Where Did the Saying of Bloodletting Come From?

From the perspective of Traditional Chinese Medicine, the technique of pricking fingers to let blood is called Shi Xuan Bloodletting, but it is not used for emergency rescue of stroke.

Shi Xuan Bloodletting uses stimulation of peripheral nerves to keep the patient awake.

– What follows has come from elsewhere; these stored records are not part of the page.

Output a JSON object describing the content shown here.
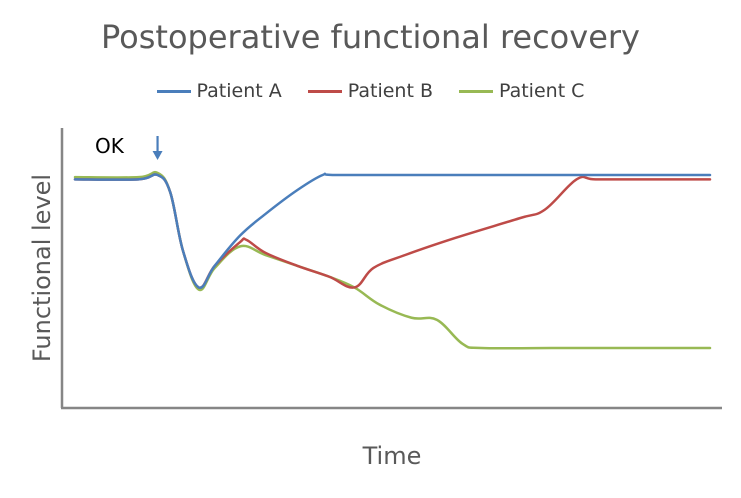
{
  "chart_data": {
    "type": "line",
    "title": "Postoperative functional recovery",
    "xlabel": "Time",
    "ylabel": "Functional level",
    "xlim": [
      0,
      100
    ],
    "ylim": [
      0,
      100
    ],
    "legend_position": "top-center",
    "grid": false,
    "annotation": {
      "label": "OK",
      "x": 13,
      "arrow_color": "#4a7ebb"
    },
    "series": [
      {
        "name": "Patient A",
        "color": "#4a7ebb",
        "points": [
          [
            0,
            98
          ],
          [
            10,
            98
          ],
          [
            13,
            100
          ],
          [
            15,
            92
          ],
          [
            17,
            65
          ],
          [
            19.5,
            48
          ],
          [
            22,
            58
          ],
          [
            26,
            72
          ],
          [
            30,
            82
          ],
          [
            35,
            93
          ],
          [
            39,
            100
          ],
          [
            41,
            100
          ],
          [
            55,
            100
          ],
          [
            70,
            100
          ],
          [
            85,
            100
          ],
          [
            100,
            100
          ]
        ]
      },
      {
        "name": "Patient B",
        "color": "#be4b48",
        "points": [
          [
            0,
            98
          ],
          [
            10,
            98
          ],
          [
            13,
            100
          ],
          [
            15,
            92
          ],
          [
            17,
            65
          ],
          [
            19.5,
            48
          ],
          [
            22,
            58
          ],
          [
            26,
            69
          ],
          [
            27,
            70
          ],
          [
            30,
            64
          ],
          [
            35,
            58
          ],
          [
            40,
            53
          ],
          [
            44,
            48
          ],
          [
            47,
            57
          ],
          [
            52,
            63
          ],
          [
            60,
            71
          ],
          [
            70,
            80
          ],
          [
            74,
            84
          ],
          [
            79,
            98
          ],
          [
            82,
            98
          ],
          [
            90,
            98
          ],
          [
            100,
            98
          ]
        ]
      },
      {
        "name": "Patient C",
        "color": "#98b954",
        "points": [
          [
            0,
            99
          ],
          [
            10,
            99
          ],
          [
            13,
            101
          ],
          [
            15,
            92
          ],
          [
            17,
            65
          ],
          [
            19.5,
            47
          ],
          [
            22,
            57
          ],
          [
            26,
            67
          ],
          [
            30,
            63
          ],
          [
            35,
            58
          ],
          [
            40,
            53
          ],
          [
            44,
            48
          ],
          [
            48,
            40
          ],
          [
            53,
            34
          ],
          [
            57,
            33
          ],
          [
            61,
            22
          ],
          [
            64,
            20
          ],
          [
            75,
            20
          ],
          [
            90,
            20
          ],
          [
            100,
            20
          ]
        ]
      }
    ]
  }
}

This is a medical procedure and should only be performed by a professional practitioner of TCM after determining it is an ischemic stroke.

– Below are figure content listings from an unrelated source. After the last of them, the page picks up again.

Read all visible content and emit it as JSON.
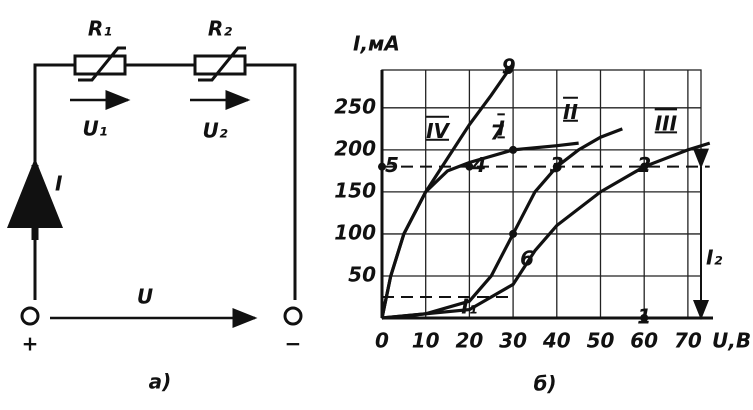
{
  "circuit": {
    "r1": "R₁",
    "r2": "R₂",
    "u1": "U₁",
    "u2": "U₂",
    "current": "I",
    "voltage": "U",
    "plus": "+",
    "minus": "−",
    "caption": "а)"
  },
  "chart_data": {
    "type": "line",
    "caption": "б)",
    "ylabel": "I,мA",
    "xlabel": "U,B",
    "xlim": [
      0,
      73
    ],
    "ylim": [
      0,
      295
    ],
    "xticks": [
      0,
      10,
      20,
      30,
      40,
      50,
      60,
      70
    ],
    "yticks": [
      50,
      100,
      150,
      200,
      250
    ],
    "series": [
      {
        "name": "IV",
        "x": [
          0,
          2,
          5,
          10,
          15,
          20,
          25,
          29
        ],
        "values": [
          0,
          50,
          100,
          150,
          190,
          230,
          265,
          295
        ]
      },
      {
        "name": "I",
        "x": [
          0,
          2,
          5,
          10,
          15,
          20,
          30,
          40,
          45
        ],
        "values": [
          0,
          50,
          100,
          150,
          175,
          185,
          200,
          205,
          208
        ]
      },
      {
        "name": "II",
        "x": [
          0,
          10,
          20,
          25,
          30,
          35,
          40,
          45,
          50,
          55
        ],
        "values": [
          0,
          5,
          20,
          50,
          100,
          150,
          180,
          200,
          215,
          225
        ]
      },
      {
        "name": "III",
        "x": [
          0,
          20,
          30,
          35,
          40,
          50,
          60,
          70,
          75
        ],
        "values": [
          0,
          10,
          40,
          80,
          110,
          150,
          180,
          200,
          208
        ]
      }
    ],
    "reference_lines": [
      {
        "y": 180,
        "x": [
          0,
          75
        ]
      },
      {
        "y": 25,
        "x": [
          0,
          30
        ]
      }
    ],
    "points": [
      {
        "label": "1",
        "x": 60,
        "y": 0
      },
      {
        "label": "2",
        "x": 60,
        "y": 180
      },
      {
        "label": "3",
        "x": 40,
        "y": 180
      },
      {
        "label": "4",
        "x": 20,
        "y": 180
      },
      {
        "label": "5",
        "x": 0,
        "y": 180
      },
      {
        "label": "6",
        "x": 30,
        "y": 100
      },
      {
        "label": "7",
        "x": 30,
        "y": 200
      },
      {
        "label": "9",
        "x": 29,
        "y": 295
      }
    ],
    "annotations": [
      {
        "text": "I₁",
        "x": 20,
        "y": 12
      },
      {
        "text": "I₂",
        "x": 76,
        "y": 70
      }
    ],
    "arrow": {
      "x": 73,
      "from": 180,
      "to": 0
    }
  }
}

For ordinary people to perform this at home, the risks far outweigh the benefits.

What Are the Correct Stroke Emergency Response Steps?

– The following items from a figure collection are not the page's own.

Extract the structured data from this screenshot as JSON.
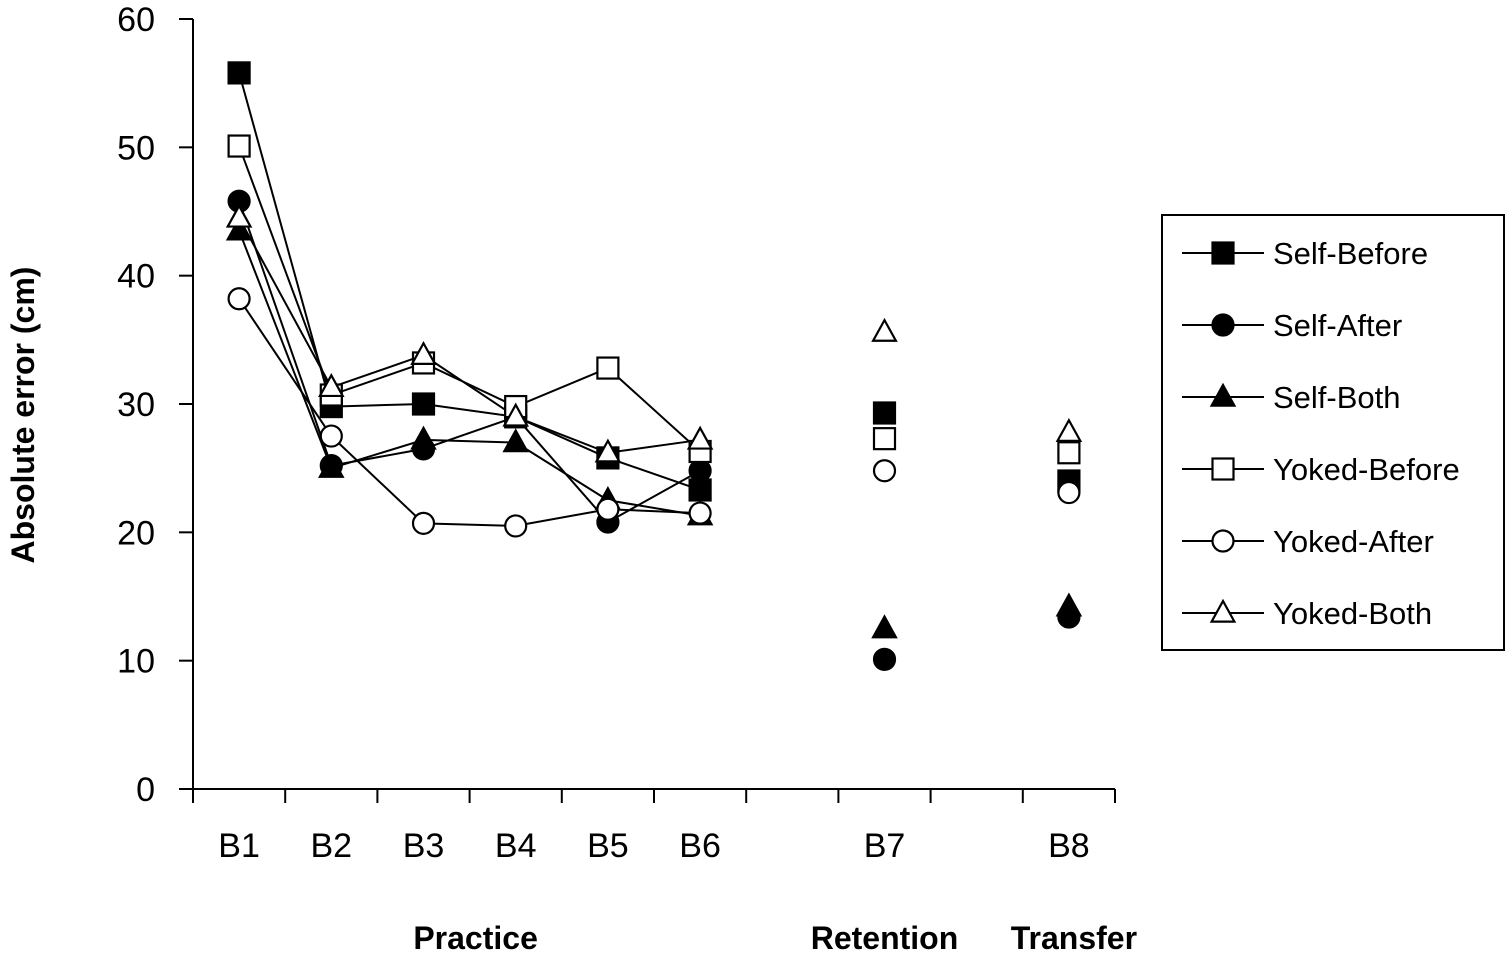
{
  "chart_data": {
    "type": "line",
    "ylabel": "Absolute error (cm)",
    "ylim": [
      0,
      60
    ],
    "yticks": [
      "0",
      "10",
      "20",
      "30",
      "40",
      "50",
      "60"
    ],
    "categories": [
      "B1",
      "B2",
      "B3",
      "B4",
      "B5",
      "B6",
      "B7",
      "B8"
    ],
    "group_labels": [
      {
        "label": "Practice",
        "categories": [
          "B1",
          "B2",
          "B3",
          "B4",
          "B5",
          "B6"
        ]
      },
      {
        "label": "Retention",
        "categories": [
          "B7"
        ]
      },
      {
        "label": "Transfer",
        "categories": [
          "B8"
        ]
      }
    ],
    "legend_placement": "right",
    "grid": false,
    "series": [
      {
        "name": "Self-Before",
        "marker": "square",
        "filled": true,
        "values": [
          55.8,
          29.8,
          30.0,
          29.0,
          25.8,
          23.3,
          29.3,
          24.0
        ]
      },
      {
        "name": "Self-After",
        "marker": "circle",
        "filled": true,
        "values": [
          45.8,
          25.2,
          26.5,
          29.0,
          20.8,
          24.8,
          10.1,
          13.4
        ]
      },
      {
        "name": "Self-Both",
        "marker": "triangle",
        "filled": true,
        "values": [
          43.5,
          25.0,
          27.2,
          27.0,
          22.5,
          21.3,
          12.5,
          14.2
        ]
      },
      {
        "name": "Yoked-Before",
        "marker": "square",
        "filled": false,
        "values": [
          50.1,
          30.7,
          33.2,
          29.8,
          32.8,
          26.3,
          27.3,
          26.2
        ]
      },
      {
        "name": "Yoked-After",
        "marker": "circle",
        "filled": false,
        "values": [
          38.2,
          27.5,
          20.7,
          20.5,
          21.8,
          21.5,
          24.8,
          23.1
        ]
      },
      {
        "name": "Yoked-Both",
        "marker": "triangle",
        "filled": false,
        "values": [
          44.5,
          31.3,
          33.8,
          29.0,
          26.2,
          27.2,
          35.6,
          27.8
        ]
      }
    ]
  }
}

The only correct way is simple, but must be executed calmly and rapidly:

Step What to Do Why It Matters
Step 1 Immediately call 119 Emergency medical personnel are on the ambulance and can notify the hospital’s Stroke Green Channel in advance to prepare
Step 2 Precisely record “the last time they were seen normal” The doctor needs this time to decide whether the life-saving drug can be administered
Step 3 Place the patient on their side Prevents vomit or the tongue from blocking the trachea to avoid suffocation
Step 4 Loosen tight clothing like collars and neckties Keep the airway unobstructed
Step 5 Stay by their side and soothe their emotions Anxiety will cause blood pressure to spike higher, worsening brain damage

Do not feed anything, do not move the patient’s head, and do not drive to a small clinic on your own.

If you must transport the patient yourself, go directly to a large hospital equipped with stroke emergency response capabilities, do not waste time sending them to a general clinic.

Why Can “Recording the Time” Save a Life?

You might wonder, why is the last letter of the FAST acronym T (Time)?

Because the life-saving medicine for stroke has a strict time limit.

Time Decides What Weapons Doctors Can Use

Treatment Method Time Limit Working Principle
Intravenous Thrombolytic Agent (rt-PA) Within 4.5 hours of onset Use drugs to dissolve the blood clot blocking the blood vessel
Arterial Thrombectomy Within 6 to 24 hours of onset Insert a catheter into the brain blood vessel to physically pull out the blood clot

If the family cannot provide a clear time of onset, doctors do not dare to use the thrombolytic drug blindly, because administering it past the time limit will instead increase the risk of cerebral hemorrhage.

The “exact hour and minute” you record could be the only key to whether your family member can clear their blood vessels and save their brain cells.

What Happens After Reaching the Hospital?

The hospital will activate the Stroke Green Channel, and all examinations and treatments will be fast-tracked:

Time Explanation
0-10 minutes Nurses immediately measure blood sugar (to rule out hypoglycemia mimicking stroke), draw blood, and evaluate severity
10-25 minutes Urgent transfer to Computed Tomography (CT) to confirm if the blood vessel is blocked or ruptured
25-45 minutes The doctor decides on using a thrombolytic agent or thrombectomy based on CT results and onset time
Within 60 minutes Administration of medication is completed, and the patient is transferred to the Stroke Intensive Care Unit for close monitoring

The international medical standard strives to complete “Door-to-Needle” within 60 minutes.

If Symptoms Clear Up Quickly, Do I Still Need to See a Doctor?

There is a condition called “Mini-Stroke” (Transient Ischemic Attack, TIA).

The symptoms are exactly the same as a stroke, but they usually recover on their own within a few minutes to 24 hours.

Never assume that because you feel better, everything is fine.

A mini-stroke is the ultimate ultimatum sent by the brain. It means that the cerebral blood vessels are already severely narrowed or have unstable plaques, and the probability of a major stroke occurring in the future is extremely high.

Even if symptoms disappear within a few minutes, you must go to the emergency room immediately for a complete examination, allowing the doctor to evaluate the condition of the blood vessels and intervene early.

Facing a stroke, the best preparation we can make is to engrave the FAST acronym in our minds, and bravely say no to folk remedies.

At the critical moment, your calm judgment and that phrase “when it started” can save your family member’s brain and future.